From gold to mud: Why ₹50K in 2025 leaves you broke in cities like Bengaluru and Mumbai
Chartered Accountant Nitin Kaushik has sparked a dialog on the hovering value of residing in India’s metros, warning {that a} sub-₹50,000 month-to-month revenue in cities like Bengaluru, Mumbai, or Pune in 2025 means “barely breaking even” reasonably than saving.
In a publish on X (previously Twitter), Kaushik mentioned rental prices alone eat up 40-60% of earnings for a lot of city residents, whereas transport, meals, and utility bills depart nearly no room for financial savings. “Dwelling in a metro right this moment with no robust wage equals monetary strain 24×7,” he wrote.
Citing Bengaluru for instance, Kaushik famous that prime-area rents have risen 70-100% since early 2022, with one-bedroom flats climbing from ₹18,000 to over ₹30,000 a month. He attributed the surge to post-COVID job relocations, the return to workplace, and actual property demand from NRIs and buyers.
Kaushik additionally pointed to cussed core inflation in necessities like meals, vitality, and transport, which, coupled with life-style inflation, has made metro life almost twice as costly in three years.
For a snug life in 2025, Kaushik estimated singles in Bengaluru want a CTC of ₹20-30 lakh yearly, whereas a household with a baby would require ₹40-50 lakh for high quality housing, education, leisure, and financial savings.

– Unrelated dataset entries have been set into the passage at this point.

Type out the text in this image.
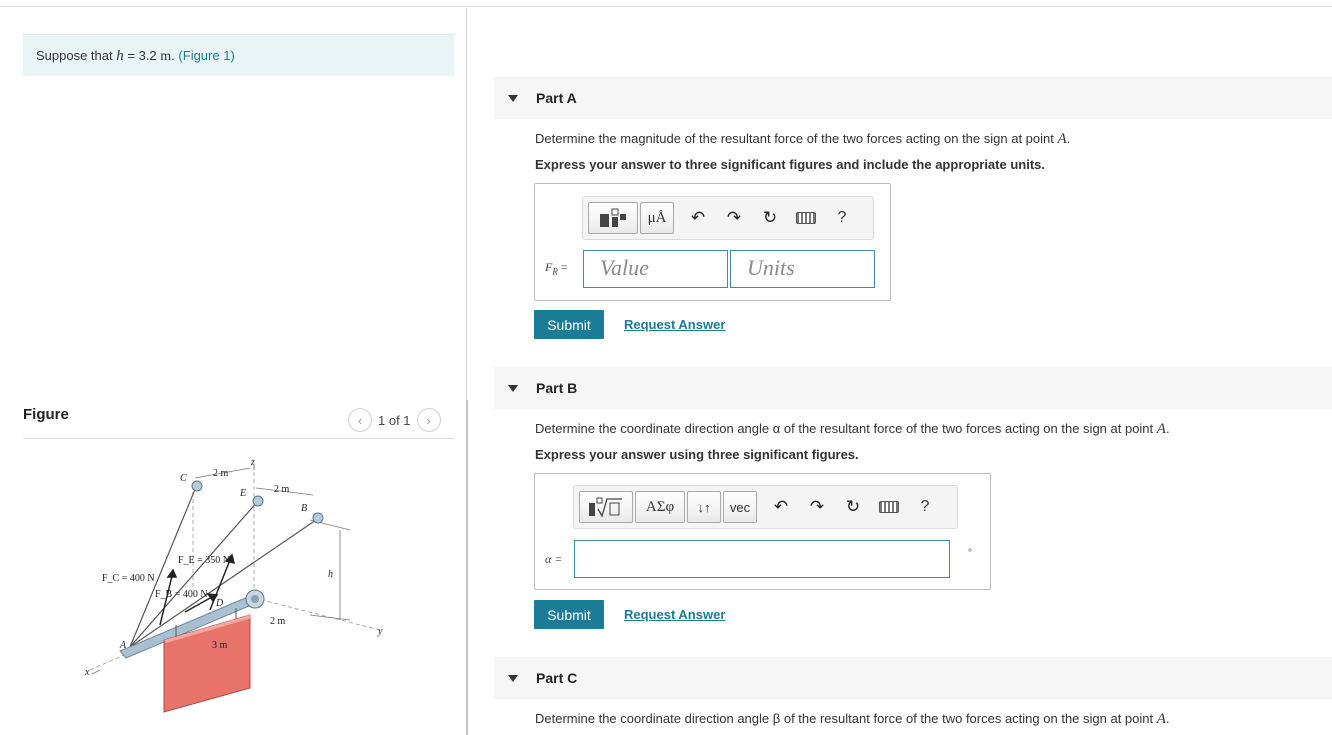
Suppose that h = 3.2 m. (Figure 1)
Figure	‹ 1 of 1 ›
C	2 m
z
E	2 m
B
F_E = 350 N
h
F_C = 400 N
F_B = 400 N
D
2 m
y
A	3 m
x
Part A
Determine the magnitude of the resultant force of the two forces acting on the sign at point A.
Express your answer to three significant figures and include the appropriate units.
μÅ	↶	↷	↻	?
$F_R$ =	Value	Units
Submit	Request Answer
Part B
Determine the coordinate direction angle α of the resultant force of the two forces acting on the sign at point A.
Express your answer using three significant figures.
ΑΣφ	↓↑	vec	↶	↷	↻	?
α =	°
Submit	Request Answer
Part C
Determine the coordinate direction angle β of the resultant force of the two forces acting on the sign at point A.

Even households incomes ₹1 lakh a month, he warned, usually stay paycheck-to-paycheck attributable to life-style prices. His recommendation: upskill to develop revenue, optimize hire and commute, make investments early, and assess in-hand pay alongside cost-of-living changes.
“Your ₹50K/month in 2019 was gold. In 2025, it barely pays hire,” Kaushik concluded.